Alexis Campbell, a PennDOT spokeswoman, said that a preliminary assessment of fatality data shows impaired drivers and those between 65 and 74 are fueling the increase. Pedestrian deaths, which were up 41% in the first six months of last year, was also a contributing factor, Campbell said.
“PennDOT will now analyze the data to determine trends and use that analysis to drive behavioral safety and infrastructure improvements to roadways in an effort to further reduce fatalities and serious injuries,” Campbell said in an email.
Campbell added, “Last year was the third-lowest number of highway fatalities recorded and overall fatalities continue to trend downward.”
The biggest fatality declines over the last 20 years in Pennsylvania were among the state’s youngest drivers with 16-year-old drivers seeing an 88% decrease and 17-year-olds a 70% drop, PennDOT data shows.
Fatal crashes involving drunken drivers are also down 42%.
Despite these gains, certain categories tracked by state transportation officials showed worrying upticks such as the percentage of fatal crashes involving distracted drivers. In 1999, distracted driving accounted for just 2% of roadway fatalities in Pennsylvania.

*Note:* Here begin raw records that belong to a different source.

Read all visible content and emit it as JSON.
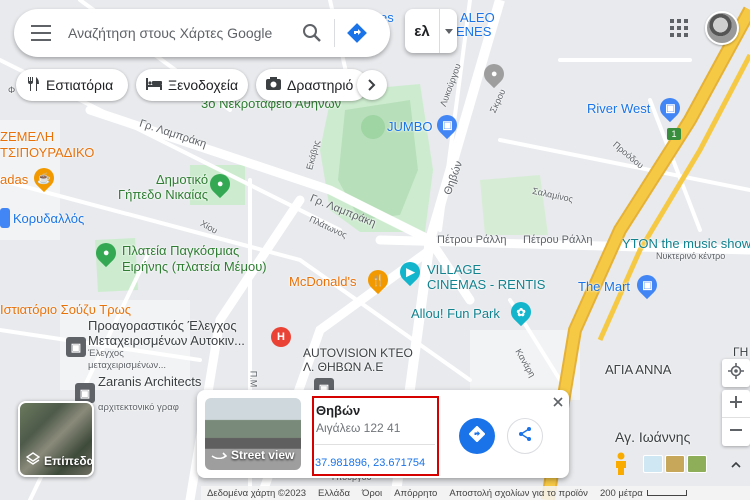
{
  "search": {
    "placeholder": "Αναζήτηση στους Χάρτες Google"
  },
  "language": {
    "label": "ελ"
  },
  "chips": [
    {
      "label": "Εστιατόρια",
      "icon": "restaurant-icon"
    },
    {
      "label": "Ξενοδοχεία",
      "icon": "hotel-icon"
    },
    {
      "label": "Δραστηριό",
      "icon": "camera-icon"
    }
  ],
  "map_labels": {
    "top_leo": "ALEO",
    "top_nes": "ENES",
    "top_es": "es",
    "cemetery": "3ο Νεκροταφείο Αθηνών",
    "jumbo": "JUMBO",
    "river_west": "River West",
    "zemeli": "ΖΕΜΕΛΗ",
    "tsipouradiko": "ΤΣΙΠΟΥΡΑΔΙΚΟ",
    "ladas": "adas",
    "stadium": "Δημοτικό\nΓήπεδο Νικαίας",
    "road_lambraki1": "Γρ. Λαμπράκη",
    "road_lambraki2": "Γρ. Λαμπράκη",
    "road_thivon": "Θηβών",
    "road_ralli1": "Πέτρου Ράλλη",
    "road_ralli2": "Πέτρου Ράλλη",
    "road_lykourgou": "Λυκούργου",
    "road_skrou": "Σκρου",
    "road_salaminos": "Σαλαμίνος",
    "road_proodou": "Προόδου",
    "road_platonos": "Πλάτωνος",
    "road_xiou": "Χίου",
    "road_ekavis": "Εκάβης",
    "road_kanari": "Κανάρη",
    "road_fikiou": "Φ",
    "korydallos": "Κορυδαλλός",
    "plateia": "Πλατεία Παγκόσμιας\nΕιρήνης (πλατεία Μέμου)",
    "mcdonalds": "McDonald's",
    "village": "VILLAGE\nCINEMAS - RENTIS",
    "allou": "Allou! Fun Park",
    "ytong": "YTON the music show",
    "ytong_sub": "Νυκτερινό κέντρο",
    "mart": "The Mart",
    "school": "Ιστιατόριο Σούζυ Τρως",
    "proagorastikos": "Προαγοραστικός Έλεγχος\nΜεταχειρισμένων Αυτοκιν...",
    "proag_sub": "Έλεγχος\nμεταχειρισμένων...",
    "zaranis": "Zaranis Architects",
    "zaranis_sub": "αρχιτεκτονικό γραφ",
    "autovision": "AUTOVISION KTEO\nΛ. ΘΗΒΩΝ Α.Ε",
    "agia_anna": "ΑΓΙΑ ΑΝΝΑ",
    "ag_ioannis": "Αγ. Ιωάννης",
    "gi": "ΓΗ",
    "pm": "Π.Μ",
    "ypourgou": "Υπουργου",
    "highway_shield": "1"
  },
  "layers": {
    "label": "Επίπεδα"
  },
  "info_card": {
    "title": "Θηβών",
    "subtitle": "Αιγάλεω 122 41",
    "coordinates": "37.981896, 23.671754",
    "street_view_label": "Street view"
  },
  "footer": {
    "data": "Δεδομένα χάρτη ©2023",
    "country": "Ελλάδα",
    "terms": "Όροι",
    "privacy": "Απόρρητο",
    "feedback": "Αποστολή σχολίων για το προϊόν",
    "scale": "200 μέτρα"
  },
  "colors": {
    "accent": "#1a73e8",
    "highlight": "#d50000",
    "highway": "#f6c945"
  }
}
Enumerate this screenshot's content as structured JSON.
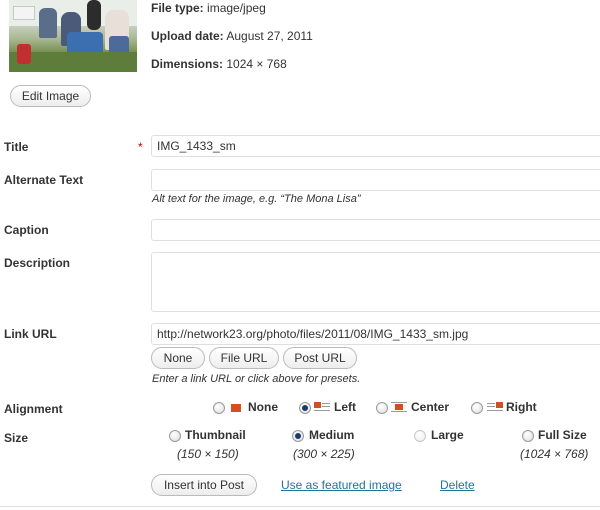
{
  "meta": {
    "file_type_label": "File type:",
    "file_type_value": "image/jpeg",
    "upload_date_label": "Upload date:",
    "upload_date_value": "August 27, 2011",
    "dimensions_label": "Dimensions:",
    "dimensions_value": "1024 × 768"
  },
  "edit_image_label": "Edit Image",
  "fields": {
    "title": {
      "label": "Title",
      "required_mark": "*",
      "value": "IMG_1433_sm"
    },
    "alt_text": {
      "label": "Alternate Text",
      "value": "",
      "help": "Alt text for the image, e.g. “The Mona Lisa”"
    },
    "caption": {
      "label": "Caption",
      "value": ""
    },
    "description": {
      "label": "Description",
      "value": ""
    },
    "link_url": {
      "label": "Link URL",
      "value": "http://network23.org/photo/files/2011/08/IMG_1433_sm.jpg",
      "presets": [
        "None",
        "File URL",
        "Post URL"
      ],
      "help": "Enter a link URL or click above for presets."
    }
  },
  "alignment": {
    "label": "Alignment",
    "selected": "Left",
    "options": [
      "None",
      "Left",
      "Center",
      "Right"
    ]
  },
  "size": {
    "label": "Size",
    "selected": "Medium",
    "options": [
      {
        "name": "Thumbnail",
        "dims": "(150 × 150)",
        "enabled": true
      },
      {
        "name": "Medium",
        "dims": "(300 × 225)",
        "enabled": true
      },
      {
        "name": "Large",
        "dims": "",
        "enabled": false
      },
      {
        "name": "Full Size",
        "dims": "(1024 × 768)",
        "enabled": true
      }
    ]
  },
  "actions": {
    "insert_label": "Insert into Post",
    "featured_label": "Use as featured image",
    "delete_label": "Delete"
  },
  "colors": {
    "link": "#21759b",
    "required": "#cc0000",
    "align_icon_image": "#d54e21"
  }
}
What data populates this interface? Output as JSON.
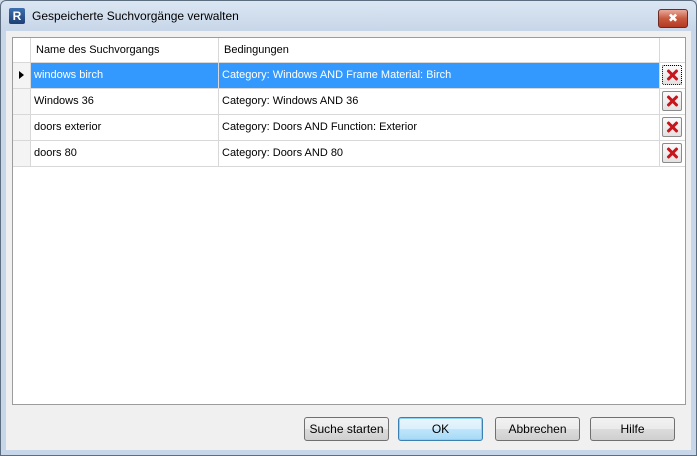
{
  "window": {
    "title": "Gespeicherte Suchvorgänge verwalten",
    "close_glyph": "✖"
  },
  "grid": {
    "columns": [
      "Name des Suchvorgangs",
      "Bedingungen"
    ],
    "rows": [
      {
        "name": "windows birch",
        "conditions": "Category: Windows AND Frame Material: Birch",
        "selected": true
      },
      {
        "name": "Windows 36",
        "conditions": "Category: Windows AND 36",
        "selected": false
      },
      {
        "name": "doors exterior",
        "conditions": "Category: Doors AND Function: Exterior",
        "selected": false
      },
      {
        "name": "doors 80",
        "conditions": "Category: Doors AND 80",
        "selected": false
      }
    ]
  },
  "buttons": {
    "start_search": "Suche starten",
    "ok": "OK",
    "cancel": "Abbrechen",
    "help": "Hilfe"
  },
  "icons": {
    "app": "revit-logo-icon",
    "delete": "delete-x-icon"
  },
  "colors": {
    "selection": "#3399ff",
    "delete_red": "#c8161d"
  }
}
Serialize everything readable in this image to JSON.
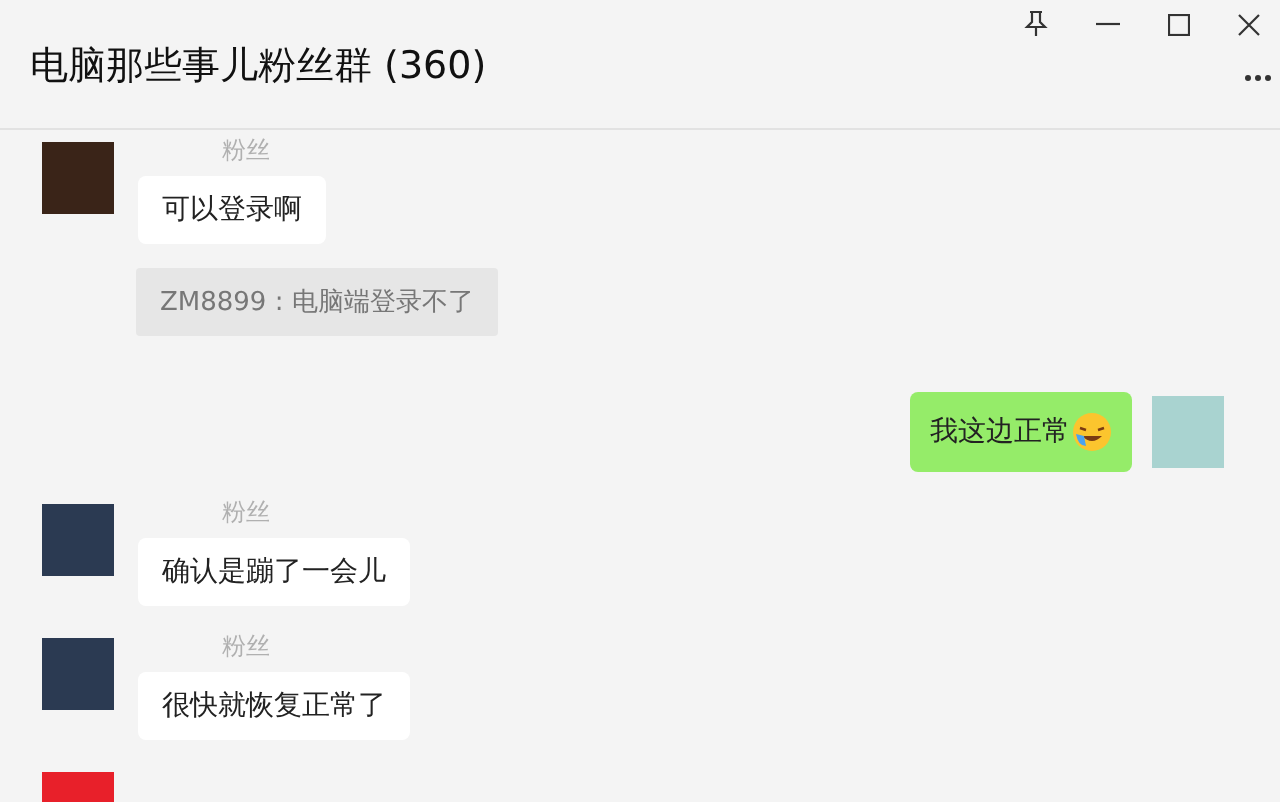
{
  "window": {
    "title": "电脑那些事儿粉丝群 (360)"
  },
  "messages": [
    {
      "kind": "incoming",
      "sender": "粉丝",
      "text": "可以登录啊",
      "color": "#3a2418"
    },
    {
      "kind": "quote",
      "text": "ZM8899 : 电脑端登录不了"
    },
    {
      "kind": "outgoing",
      "text": "我这边正常",
      "color": "#a9d3d0"
    },
    {
      "kind": "incoming",
      "sender": "粉丝",
      "text": "确认是蹦了一会儿",
      "color": "#2b3a52"
    },
    {
      "kind": "incoming",
      "sender": "粉丝",
      "text": "很快就恢复正常了",
      "color": "#2b3a52"
    },
    {
      "kind": "partial",
      "color": "#e8202a"
    }
  ]
}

By 2018, that figured had climbed to 5.4%.
In Southwestern Pennsylvania, the year-over-year increase in overall fatalities was 3.3% with 244 roadway deaths in 2017 and 258 last year, across the 12 counties that include Allegheny and Westmoreland.
Allegheny, Washington and Butler had more fatalities last year, while Westmoreland, Fayette and Beaver counties had fewer.
In 2014, Beverly Albaugh was walking in a grocery store parking lot when she was struck by a vehicle, leaving the retired Latrobe nurse with severe sciatic nerve pain.
The same driving factors that killed 201 pedestrians in 2018, injured 488.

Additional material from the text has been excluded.